This chapter looked at some of the key Business Intelligence concepts and techniques. We showed that OLTP systems typically have a normalized database structure optimized for updates rather than queries. Trying to provide access to this data is difficult because the complex schemas of OLTP databases makes them difficult for end users to work with, even when simplifying views are provided; furthermore, there are usually multiple data sources in an organization that need to be accessed together.
We propose building a data warehouse relational database with a design and an operational approach optimized for queries. Data from all the source systems is loaded into the warehouse through a process of extraction, transformation, and loading (ETL). The data warehouse uses a dimensional model, where related numeric measures are grouped into fact tables, and descriptive attributes are grouped into dimension tables that can be used to analyze the facts.
A separate OLAP database that stores and presents information in a multidimensional format is built on top of the data warehouse. An OLAP cube includes precalculated summaries called aggregates that are created when the data is loaded from the data warehouse and that can radically improve the response times for many queries.

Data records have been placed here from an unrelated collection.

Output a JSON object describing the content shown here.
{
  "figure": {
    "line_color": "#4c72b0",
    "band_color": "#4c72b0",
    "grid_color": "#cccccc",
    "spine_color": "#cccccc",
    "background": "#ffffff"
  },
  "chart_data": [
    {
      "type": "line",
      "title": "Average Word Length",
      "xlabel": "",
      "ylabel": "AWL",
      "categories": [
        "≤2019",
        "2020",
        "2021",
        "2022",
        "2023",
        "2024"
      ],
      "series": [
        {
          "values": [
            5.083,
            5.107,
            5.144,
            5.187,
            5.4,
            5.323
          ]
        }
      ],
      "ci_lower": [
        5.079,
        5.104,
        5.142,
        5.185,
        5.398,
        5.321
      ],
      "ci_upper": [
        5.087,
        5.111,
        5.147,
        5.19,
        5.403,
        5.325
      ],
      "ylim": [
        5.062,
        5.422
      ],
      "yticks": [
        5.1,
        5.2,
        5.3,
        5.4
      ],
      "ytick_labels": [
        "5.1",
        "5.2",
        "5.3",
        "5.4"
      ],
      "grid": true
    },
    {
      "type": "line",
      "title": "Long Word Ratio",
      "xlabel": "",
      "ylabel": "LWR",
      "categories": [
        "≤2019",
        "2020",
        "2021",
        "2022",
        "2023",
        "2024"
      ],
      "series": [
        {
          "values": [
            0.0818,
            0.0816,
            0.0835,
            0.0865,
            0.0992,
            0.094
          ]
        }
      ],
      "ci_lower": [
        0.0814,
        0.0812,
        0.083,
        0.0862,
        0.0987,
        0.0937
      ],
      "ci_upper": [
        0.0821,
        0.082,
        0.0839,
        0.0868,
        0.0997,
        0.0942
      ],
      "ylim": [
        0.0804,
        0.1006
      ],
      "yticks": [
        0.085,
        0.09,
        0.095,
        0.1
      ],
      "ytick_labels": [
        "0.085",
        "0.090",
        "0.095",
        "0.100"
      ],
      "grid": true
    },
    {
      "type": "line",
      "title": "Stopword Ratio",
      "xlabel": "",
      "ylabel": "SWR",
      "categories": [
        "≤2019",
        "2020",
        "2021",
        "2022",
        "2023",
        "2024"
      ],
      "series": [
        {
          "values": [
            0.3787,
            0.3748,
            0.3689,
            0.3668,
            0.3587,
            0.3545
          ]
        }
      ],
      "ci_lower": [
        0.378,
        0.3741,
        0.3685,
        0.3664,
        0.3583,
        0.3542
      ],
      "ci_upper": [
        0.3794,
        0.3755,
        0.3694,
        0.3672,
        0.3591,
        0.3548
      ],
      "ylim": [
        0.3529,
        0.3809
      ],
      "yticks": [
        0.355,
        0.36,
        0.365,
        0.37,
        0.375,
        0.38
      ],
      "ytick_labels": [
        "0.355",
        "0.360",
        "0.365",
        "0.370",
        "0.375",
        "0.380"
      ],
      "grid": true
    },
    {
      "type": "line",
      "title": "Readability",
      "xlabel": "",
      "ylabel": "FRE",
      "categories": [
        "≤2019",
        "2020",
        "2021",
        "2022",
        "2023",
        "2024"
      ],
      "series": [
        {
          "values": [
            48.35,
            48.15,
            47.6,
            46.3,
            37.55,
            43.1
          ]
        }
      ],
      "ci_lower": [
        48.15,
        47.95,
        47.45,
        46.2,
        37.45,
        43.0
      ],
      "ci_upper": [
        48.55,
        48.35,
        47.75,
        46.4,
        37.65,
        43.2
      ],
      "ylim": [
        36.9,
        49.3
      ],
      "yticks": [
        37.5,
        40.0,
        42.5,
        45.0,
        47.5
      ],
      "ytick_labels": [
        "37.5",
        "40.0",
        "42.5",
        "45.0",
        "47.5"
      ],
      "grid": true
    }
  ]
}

We also looked at some of the key concepts in dimensional modeling. A hierarchy is a set of attributes grouped together to provide a drilldown path for users. In a snowflake dimension design, the dimension is stored as several separate related tables, and we often recommend taking this approach when it will improve the performance or maintainability of the data-loading process. We recommend using surrogate keys for every dimension table, which are generated integer values that have no meaning outside the data warehouse.
We also covered some of the potential pitfalls of BI projects. Some of the key areas to focus on are making sure the business is involved and using an iterative approach that actually delivers value along the way. We recommend that BI project teams pay careful attention to issues of data quality.